Gather rosa rugosa ‘hips’ (the fruit), these plants have naturalised in many places, originally many were planted on sand dunes & shingle beach areas to help stabilise the ground. You can also find them on waste ground, or befriend someone who has them growing in their garden - a proportion of your foraged product afterwards is normally gratefully received.

When
Start looking out for hips from late summer & through autumn. You could of course wait for after the first frost, at the risk of the birds getting them first. Living in Cornwall, with a milder climate & being impatient to utilise these fruits, I normally pick them as soon as possible & freeze them to ‘fake’ the first frost. I’m looking for the dark red fruits, not too orange in colour. Freezing them also means you can store them until you’re ready to embark on processing them.

How

Defrost or pick the fruits after first frost. Start processing them as quickly as possible so not to loose valuable vitamin C. Carefully and patiently remove the flesh from around the outside of the fruit, careful not to dislodge the tight ball of hairy seeds. You want to avoid these seeds as they can irritate the digestive tract.

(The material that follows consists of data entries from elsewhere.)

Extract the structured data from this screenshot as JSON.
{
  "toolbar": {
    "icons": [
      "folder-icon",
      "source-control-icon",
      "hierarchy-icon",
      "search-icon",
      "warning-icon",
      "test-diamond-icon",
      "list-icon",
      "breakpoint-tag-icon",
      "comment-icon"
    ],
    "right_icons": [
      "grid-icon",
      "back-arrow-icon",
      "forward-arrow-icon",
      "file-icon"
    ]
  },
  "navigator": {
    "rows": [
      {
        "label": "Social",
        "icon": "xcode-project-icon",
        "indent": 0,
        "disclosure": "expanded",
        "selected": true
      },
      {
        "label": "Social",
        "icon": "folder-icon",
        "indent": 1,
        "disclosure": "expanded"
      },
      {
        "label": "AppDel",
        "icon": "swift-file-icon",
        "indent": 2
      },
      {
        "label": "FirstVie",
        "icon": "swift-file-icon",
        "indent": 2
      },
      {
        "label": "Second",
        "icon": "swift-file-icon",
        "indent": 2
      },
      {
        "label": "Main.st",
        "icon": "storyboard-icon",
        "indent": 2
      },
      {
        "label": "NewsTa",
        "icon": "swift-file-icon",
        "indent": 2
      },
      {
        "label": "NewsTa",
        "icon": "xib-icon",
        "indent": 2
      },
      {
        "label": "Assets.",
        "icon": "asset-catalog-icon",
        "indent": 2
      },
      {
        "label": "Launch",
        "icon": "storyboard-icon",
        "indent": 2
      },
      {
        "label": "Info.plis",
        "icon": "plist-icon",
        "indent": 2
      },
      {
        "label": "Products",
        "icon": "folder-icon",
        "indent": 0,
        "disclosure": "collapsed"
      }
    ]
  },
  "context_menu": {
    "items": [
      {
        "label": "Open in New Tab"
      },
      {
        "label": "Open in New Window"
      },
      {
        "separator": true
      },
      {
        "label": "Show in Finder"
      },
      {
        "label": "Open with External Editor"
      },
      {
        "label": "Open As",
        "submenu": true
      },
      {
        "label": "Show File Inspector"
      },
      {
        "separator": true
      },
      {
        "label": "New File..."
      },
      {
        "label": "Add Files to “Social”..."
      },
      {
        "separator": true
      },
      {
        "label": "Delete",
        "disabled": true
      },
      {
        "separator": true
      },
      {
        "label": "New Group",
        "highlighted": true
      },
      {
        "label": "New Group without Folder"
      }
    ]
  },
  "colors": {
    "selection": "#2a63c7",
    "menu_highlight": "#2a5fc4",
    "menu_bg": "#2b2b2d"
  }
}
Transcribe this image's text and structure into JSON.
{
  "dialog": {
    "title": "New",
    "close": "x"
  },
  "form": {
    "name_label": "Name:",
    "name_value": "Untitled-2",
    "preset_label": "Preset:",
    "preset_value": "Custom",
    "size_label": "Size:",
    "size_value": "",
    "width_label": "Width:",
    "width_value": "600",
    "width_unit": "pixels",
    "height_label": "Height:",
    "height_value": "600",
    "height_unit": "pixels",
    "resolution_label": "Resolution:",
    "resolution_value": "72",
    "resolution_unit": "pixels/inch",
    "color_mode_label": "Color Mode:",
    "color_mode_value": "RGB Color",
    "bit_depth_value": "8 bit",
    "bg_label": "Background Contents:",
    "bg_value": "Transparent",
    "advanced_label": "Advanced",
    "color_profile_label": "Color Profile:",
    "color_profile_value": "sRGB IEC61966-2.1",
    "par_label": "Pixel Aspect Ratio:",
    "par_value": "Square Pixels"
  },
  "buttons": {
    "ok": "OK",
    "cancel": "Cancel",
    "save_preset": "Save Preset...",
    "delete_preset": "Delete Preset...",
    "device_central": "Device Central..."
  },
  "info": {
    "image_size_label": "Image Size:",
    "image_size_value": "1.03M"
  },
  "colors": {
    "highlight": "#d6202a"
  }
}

This is a messy and fiddly job, so take your time, you’ll be left with a pile of fleshy rosehip pulp, and a pile of hairy seeds. Discard the latter. You may want to chop the pulp a little, to ensure that you don’t have too bigger pieces of flesh or fruit skin.

If you’re using a de-hydrator, follow the instructions for making fruit leather, and spread the fruit pulp onto the teflon sheet before drying the fruit for several hours. If using an oven, line a dish or baking tray with oven-proof clingfilm, and spread the pulp on, about 2mm thick. Put the oven on the lowest heat and leave for up to 12 hours.

The consistency of the fruit leather can be altered according to taste - slightly moist and chewy or dry and almost brittle. The latter will keep longer. When needed, rehydrate the fruit and blend of break into pieces.

The Flavour
What I love about processing fruit this way is that there is no need to add sugar. Instead, you can get to taste a mixture of natural sweetness & tarty-ness of this amazing super fruit.


What next & how to use... Now the fun bit. Once you’ve made your fruit leather, either keep it whole or cut it into strips & store in an air tight container. It will keep for over one year. Now your fruit can be used in various recipes, these are just some of the ones I’ve tried so far. Before using the leather, best to break it into small pieces & re-hydrate in a small amount of warm water.

Rosehip fruit ice cream, Rosehip fruit chocolate, Rosehip fruit biscuits or in simply in porridge. You can of course still use it in traditional recipes such as rosehip syrup or sweet soup, or simply chew on it as snack when out walking, or when you need a energy & vitamin C boost.